The Government has released its Creative Industries Report prepared by the Department for Exiting the EU. You can read it here.
The opening paragraph makes it clear that this is not a sectoral impact study, so don’t expect ‘excruciating detail.’ It also covers a number of sub-sectors, so music is rather infrequently mentioned. A few interesting statements from it, however:
1. Apparently, amongst the creative industries, ‘Music, performing and visual arts have the lowest proportion of EU nationals working in the sector, with 4.1%.’
2. ’The Creative Industries exported £14.7bn worth of goods in 2015, 38.6% more than in 2010, and this represented 5.2% of total UK goods exports.’ Of these ‘“Music, performing and visual arts”, “Crafts”; and, “Publishing”’ were the highest export sub-sectors.
3. Whilst total exports to the EU are 39.4 (i.e. 60.6% to the rest of the world), in the realm of all Creative industries the ratio is 45% to the EU, 55% to the rest of the world. This rises to a whopping 56% to the EU in the case of ‘Music, performing and visual arts.’

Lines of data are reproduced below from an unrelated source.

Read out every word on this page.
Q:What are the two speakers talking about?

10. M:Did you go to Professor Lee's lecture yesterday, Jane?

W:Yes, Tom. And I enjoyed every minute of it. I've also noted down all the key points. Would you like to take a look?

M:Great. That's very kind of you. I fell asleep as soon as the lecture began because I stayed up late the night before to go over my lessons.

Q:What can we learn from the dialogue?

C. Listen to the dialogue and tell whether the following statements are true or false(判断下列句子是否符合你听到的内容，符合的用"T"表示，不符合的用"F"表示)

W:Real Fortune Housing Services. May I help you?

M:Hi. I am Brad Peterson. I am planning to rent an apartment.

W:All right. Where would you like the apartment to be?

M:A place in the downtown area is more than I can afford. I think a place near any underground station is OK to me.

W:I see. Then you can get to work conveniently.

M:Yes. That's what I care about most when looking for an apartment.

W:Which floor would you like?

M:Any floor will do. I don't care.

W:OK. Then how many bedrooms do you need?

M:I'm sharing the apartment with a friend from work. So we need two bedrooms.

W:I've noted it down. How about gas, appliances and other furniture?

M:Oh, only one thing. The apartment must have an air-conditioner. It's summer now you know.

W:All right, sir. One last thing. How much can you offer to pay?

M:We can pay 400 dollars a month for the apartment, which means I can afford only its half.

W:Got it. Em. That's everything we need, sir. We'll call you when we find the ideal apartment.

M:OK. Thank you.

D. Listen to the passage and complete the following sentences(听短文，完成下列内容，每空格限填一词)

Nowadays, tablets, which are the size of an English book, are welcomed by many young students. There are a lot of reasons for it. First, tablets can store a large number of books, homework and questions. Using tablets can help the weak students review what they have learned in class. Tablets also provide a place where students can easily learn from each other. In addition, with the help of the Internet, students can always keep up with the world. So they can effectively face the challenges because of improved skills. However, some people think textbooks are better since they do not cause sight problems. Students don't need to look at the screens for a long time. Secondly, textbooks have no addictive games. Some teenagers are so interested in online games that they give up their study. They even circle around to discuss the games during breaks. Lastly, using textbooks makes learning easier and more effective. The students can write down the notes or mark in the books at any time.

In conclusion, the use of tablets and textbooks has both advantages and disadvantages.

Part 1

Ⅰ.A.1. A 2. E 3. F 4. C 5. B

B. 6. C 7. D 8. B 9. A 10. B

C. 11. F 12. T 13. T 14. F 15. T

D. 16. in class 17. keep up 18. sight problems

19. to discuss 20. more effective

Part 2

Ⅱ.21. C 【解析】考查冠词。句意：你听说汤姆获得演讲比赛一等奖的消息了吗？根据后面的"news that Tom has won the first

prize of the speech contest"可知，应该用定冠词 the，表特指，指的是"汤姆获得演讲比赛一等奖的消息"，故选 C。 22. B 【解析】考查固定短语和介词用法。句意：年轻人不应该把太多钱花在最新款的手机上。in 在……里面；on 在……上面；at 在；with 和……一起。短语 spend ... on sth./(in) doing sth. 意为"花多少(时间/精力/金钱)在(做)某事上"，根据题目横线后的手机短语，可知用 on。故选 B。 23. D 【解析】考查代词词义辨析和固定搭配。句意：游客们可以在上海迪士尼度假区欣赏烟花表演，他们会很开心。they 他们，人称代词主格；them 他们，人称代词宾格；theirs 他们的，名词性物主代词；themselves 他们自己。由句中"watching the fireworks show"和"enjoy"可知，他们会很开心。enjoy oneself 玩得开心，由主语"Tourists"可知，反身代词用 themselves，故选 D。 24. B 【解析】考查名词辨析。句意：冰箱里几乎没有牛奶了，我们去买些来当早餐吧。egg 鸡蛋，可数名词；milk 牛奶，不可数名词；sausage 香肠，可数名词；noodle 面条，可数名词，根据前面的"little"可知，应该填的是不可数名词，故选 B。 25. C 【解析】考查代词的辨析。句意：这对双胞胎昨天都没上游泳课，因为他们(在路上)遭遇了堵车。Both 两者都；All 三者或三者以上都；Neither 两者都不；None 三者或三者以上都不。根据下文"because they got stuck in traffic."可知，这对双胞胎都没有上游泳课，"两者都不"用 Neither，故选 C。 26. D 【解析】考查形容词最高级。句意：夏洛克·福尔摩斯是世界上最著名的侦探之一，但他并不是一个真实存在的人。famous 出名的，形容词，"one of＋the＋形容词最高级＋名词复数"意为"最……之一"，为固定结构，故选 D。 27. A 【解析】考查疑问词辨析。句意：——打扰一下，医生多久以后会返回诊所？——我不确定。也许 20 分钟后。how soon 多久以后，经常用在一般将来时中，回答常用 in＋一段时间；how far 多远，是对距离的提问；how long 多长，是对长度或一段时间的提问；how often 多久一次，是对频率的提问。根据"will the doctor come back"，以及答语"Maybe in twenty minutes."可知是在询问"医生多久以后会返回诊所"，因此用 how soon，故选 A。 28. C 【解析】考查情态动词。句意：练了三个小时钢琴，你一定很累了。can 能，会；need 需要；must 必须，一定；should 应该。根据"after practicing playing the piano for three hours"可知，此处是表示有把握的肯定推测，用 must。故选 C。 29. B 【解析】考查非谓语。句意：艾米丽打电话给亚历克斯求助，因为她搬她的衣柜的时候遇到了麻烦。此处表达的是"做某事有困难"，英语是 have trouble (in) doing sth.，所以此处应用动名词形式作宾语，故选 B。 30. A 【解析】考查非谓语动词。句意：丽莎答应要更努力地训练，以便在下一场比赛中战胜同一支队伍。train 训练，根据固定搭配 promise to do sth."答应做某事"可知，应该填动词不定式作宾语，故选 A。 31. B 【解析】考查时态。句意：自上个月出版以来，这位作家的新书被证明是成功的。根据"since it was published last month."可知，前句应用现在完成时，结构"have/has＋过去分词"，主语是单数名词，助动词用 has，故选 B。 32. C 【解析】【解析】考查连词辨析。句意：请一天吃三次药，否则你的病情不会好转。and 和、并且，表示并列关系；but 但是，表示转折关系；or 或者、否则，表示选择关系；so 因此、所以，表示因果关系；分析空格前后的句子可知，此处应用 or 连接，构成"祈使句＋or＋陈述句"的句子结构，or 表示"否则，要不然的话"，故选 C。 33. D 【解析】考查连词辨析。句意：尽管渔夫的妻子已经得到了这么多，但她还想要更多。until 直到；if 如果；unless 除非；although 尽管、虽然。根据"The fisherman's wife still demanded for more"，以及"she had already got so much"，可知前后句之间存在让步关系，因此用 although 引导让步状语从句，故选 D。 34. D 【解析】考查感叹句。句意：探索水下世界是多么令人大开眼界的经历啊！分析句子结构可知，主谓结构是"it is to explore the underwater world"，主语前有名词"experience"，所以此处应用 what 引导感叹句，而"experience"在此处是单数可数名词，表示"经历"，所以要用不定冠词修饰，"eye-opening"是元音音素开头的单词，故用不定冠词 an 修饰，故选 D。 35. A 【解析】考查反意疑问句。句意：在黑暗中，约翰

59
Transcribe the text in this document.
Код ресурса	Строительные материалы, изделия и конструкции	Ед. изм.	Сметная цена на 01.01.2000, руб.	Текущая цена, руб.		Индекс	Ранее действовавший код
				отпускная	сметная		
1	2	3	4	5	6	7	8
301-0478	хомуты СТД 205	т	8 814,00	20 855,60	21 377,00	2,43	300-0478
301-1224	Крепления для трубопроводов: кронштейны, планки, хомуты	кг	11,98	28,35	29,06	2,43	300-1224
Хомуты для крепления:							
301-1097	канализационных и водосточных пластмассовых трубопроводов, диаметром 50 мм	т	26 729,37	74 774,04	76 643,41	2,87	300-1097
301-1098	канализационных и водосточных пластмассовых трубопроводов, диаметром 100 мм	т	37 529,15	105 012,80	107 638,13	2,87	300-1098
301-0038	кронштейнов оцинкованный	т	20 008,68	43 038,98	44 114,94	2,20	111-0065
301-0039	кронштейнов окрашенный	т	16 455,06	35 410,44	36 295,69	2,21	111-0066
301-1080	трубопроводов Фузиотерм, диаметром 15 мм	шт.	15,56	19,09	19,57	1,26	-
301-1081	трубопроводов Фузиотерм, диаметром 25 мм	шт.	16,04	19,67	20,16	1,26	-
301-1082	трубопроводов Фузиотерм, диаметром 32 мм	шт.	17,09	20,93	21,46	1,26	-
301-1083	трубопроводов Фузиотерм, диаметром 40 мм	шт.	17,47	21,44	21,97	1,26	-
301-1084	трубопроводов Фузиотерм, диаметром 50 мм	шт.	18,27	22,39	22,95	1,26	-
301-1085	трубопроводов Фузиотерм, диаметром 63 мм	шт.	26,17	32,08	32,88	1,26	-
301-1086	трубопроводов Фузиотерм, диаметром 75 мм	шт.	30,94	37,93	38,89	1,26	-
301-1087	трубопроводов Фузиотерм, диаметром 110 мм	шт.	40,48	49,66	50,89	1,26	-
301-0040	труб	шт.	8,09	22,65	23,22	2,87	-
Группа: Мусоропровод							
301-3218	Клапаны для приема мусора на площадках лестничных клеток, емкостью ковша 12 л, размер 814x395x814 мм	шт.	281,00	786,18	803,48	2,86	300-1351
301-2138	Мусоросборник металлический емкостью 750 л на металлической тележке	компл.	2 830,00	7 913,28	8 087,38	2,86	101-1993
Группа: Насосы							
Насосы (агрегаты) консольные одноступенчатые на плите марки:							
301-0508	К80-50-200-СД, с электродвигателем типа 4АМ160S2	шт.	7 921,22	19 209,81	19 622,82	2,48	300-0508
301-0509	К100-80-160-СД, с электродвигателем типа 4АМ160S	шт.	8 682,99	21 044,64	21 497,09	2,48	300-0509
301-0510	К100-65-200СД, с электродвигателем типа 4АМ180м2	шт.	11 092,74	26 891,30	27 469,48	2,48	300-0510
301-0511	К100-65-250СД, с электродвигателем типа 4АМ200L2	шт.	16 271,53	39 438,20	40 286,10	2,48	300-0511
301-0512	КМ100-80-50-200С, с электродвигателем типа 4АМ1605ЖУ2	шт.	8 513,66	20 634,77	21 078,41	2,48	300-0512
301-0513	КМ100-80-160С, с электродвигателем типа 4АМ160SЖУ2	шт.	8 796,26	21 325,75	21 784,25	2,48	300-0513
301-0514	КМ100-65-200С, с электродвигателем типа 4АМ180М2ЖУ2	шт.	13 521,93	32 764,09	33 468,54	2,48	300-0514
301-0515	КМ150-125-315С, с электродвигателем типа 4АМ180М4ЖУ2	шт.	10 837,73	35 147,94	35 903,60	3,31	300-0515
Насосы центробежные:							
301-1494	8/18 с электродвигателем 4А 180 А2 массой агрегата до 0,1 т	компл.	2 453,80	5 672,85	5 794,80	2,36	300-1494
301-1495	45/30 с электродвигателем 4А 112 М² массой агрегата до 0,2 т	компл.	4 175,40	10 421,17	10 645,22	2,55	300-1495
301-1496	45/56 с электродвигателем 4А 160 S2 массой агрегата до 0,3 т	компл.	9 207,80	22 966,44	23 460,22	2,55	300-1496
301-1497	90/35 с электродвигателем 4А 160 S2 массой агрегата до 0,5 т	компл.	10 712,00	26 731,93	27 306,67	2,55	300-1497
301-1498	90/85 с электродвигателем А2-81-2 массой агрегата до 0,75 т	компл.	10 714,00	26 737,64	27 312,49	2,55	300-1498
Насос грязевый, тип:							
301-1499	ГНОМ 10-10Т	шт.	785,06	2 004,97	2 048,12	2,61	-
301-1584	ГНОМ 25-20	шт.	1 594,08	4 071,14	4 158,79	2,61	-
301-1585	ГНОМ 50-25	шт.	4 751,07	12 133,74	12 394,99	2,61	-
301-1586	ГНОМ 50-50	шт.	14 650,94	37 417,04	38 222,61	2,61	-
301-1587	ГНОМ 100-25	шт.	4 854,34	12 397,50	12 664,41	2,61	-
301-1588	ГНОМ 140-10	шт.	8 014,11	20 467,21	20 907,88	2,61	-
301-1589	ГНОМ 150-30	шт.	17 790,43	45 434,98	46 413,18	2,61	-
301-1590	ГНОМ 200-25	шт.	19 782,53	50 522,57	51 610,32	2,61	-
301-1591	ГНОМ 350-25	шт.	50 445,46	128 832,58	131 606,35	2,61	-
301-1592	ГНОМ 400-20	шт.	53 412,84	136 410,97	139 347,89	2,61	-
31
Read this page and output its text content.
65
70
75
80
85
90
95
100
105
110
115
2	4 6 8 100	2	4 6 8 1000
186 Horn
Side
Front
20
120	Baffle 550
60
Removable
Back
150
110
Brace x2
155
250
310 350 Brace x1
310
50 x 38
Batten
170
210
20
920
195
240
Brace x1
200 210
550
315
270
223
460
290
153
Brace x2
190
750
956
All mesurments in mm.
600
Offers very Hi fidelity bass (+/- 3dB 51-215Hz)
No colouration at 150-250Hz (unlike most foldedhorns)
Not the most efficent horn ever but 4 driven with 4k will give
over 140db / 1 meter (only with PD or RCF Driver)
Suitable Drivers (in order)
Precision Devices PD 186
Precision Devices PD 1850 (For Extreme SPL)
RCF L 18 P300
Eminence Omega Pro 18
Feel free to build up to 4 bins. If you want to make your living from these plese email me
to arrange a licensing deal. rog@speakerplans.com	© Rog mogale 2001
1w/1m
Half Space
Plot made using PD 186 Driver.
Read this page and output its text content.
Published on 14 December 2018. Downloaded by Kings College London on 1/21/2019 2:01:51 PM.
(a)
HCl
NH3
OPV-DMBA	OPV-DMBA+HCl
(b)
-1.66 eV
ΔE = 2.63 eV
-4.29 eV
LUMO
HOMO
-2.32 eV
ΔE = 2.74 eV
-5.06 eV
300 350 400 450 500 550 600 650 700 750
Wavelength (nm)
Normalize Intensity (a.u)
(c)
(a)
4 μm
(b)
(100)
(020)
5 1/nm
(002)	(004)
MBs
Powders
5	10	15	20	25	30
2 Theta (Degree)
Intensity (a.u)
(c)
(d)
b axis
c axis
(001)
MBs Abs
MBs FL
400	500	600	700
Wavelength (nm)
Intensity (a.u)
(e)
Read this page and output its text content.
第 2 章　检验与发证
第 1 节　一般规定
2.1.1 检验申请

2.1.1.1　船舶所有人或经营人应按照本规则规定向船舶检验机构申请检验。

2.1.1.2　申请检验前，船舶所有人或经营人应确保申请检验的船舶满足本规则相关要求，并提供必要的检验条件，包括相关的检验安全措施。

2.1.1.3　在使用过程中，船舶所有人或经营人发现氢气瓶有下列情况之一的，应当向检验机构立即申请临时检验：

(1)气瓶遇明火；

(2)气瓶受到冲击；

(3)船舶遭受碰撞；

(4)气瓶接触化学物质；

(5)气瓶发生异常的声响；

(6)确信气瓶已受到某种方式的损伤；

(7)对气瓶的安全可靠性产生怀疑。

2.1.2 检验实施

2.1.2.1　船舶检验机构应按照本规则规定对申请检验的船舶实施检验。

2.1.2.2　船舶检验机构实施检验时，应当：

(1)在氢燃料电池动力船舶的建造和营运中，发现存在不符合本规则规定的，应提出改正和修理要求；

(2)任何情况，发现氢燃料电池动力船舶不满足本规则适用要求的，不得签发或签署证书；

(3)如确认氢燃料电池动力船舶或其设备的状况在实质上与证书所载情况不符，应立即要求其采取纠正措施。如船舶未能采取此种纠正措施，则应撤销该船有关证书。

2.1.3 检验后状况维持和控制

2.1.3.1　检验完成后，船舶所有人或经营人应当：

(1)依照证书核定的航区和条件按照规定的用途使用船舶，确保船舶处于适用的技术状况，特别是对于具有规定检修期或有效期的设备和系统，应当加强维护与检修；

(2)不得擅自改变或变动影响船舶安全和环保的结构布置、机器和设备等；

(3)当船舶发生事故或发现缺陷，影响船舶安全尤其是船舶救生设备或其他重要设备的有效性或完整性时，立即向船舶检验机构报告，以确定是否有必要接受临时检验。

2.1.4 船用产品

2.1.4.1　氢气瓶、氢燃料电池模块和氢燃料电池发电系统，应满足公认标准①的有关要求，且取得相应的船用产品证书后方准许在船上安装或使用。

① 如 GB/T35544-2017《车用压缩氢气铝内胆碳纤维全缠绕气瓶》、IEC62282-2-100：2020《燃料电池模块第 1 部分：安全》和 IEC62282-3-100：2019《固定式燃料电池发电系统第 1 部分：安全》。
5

The first statistic misses the point, I think—most musicians are coming and going and not settling in the UK i.e. they are still making use of freedom of movement. So this wrongly suggests that Brexit will not have a big impact on the sector. The second points to the relative strength of music, amongst others, as a sub-sector. We should be mindful of this when making our voices heard. That last statistic is perhaps the most troubling; because more than half of the sector’s exports go to the EU, it suggests that musicans may have greater exposure to the consequences of Brexit.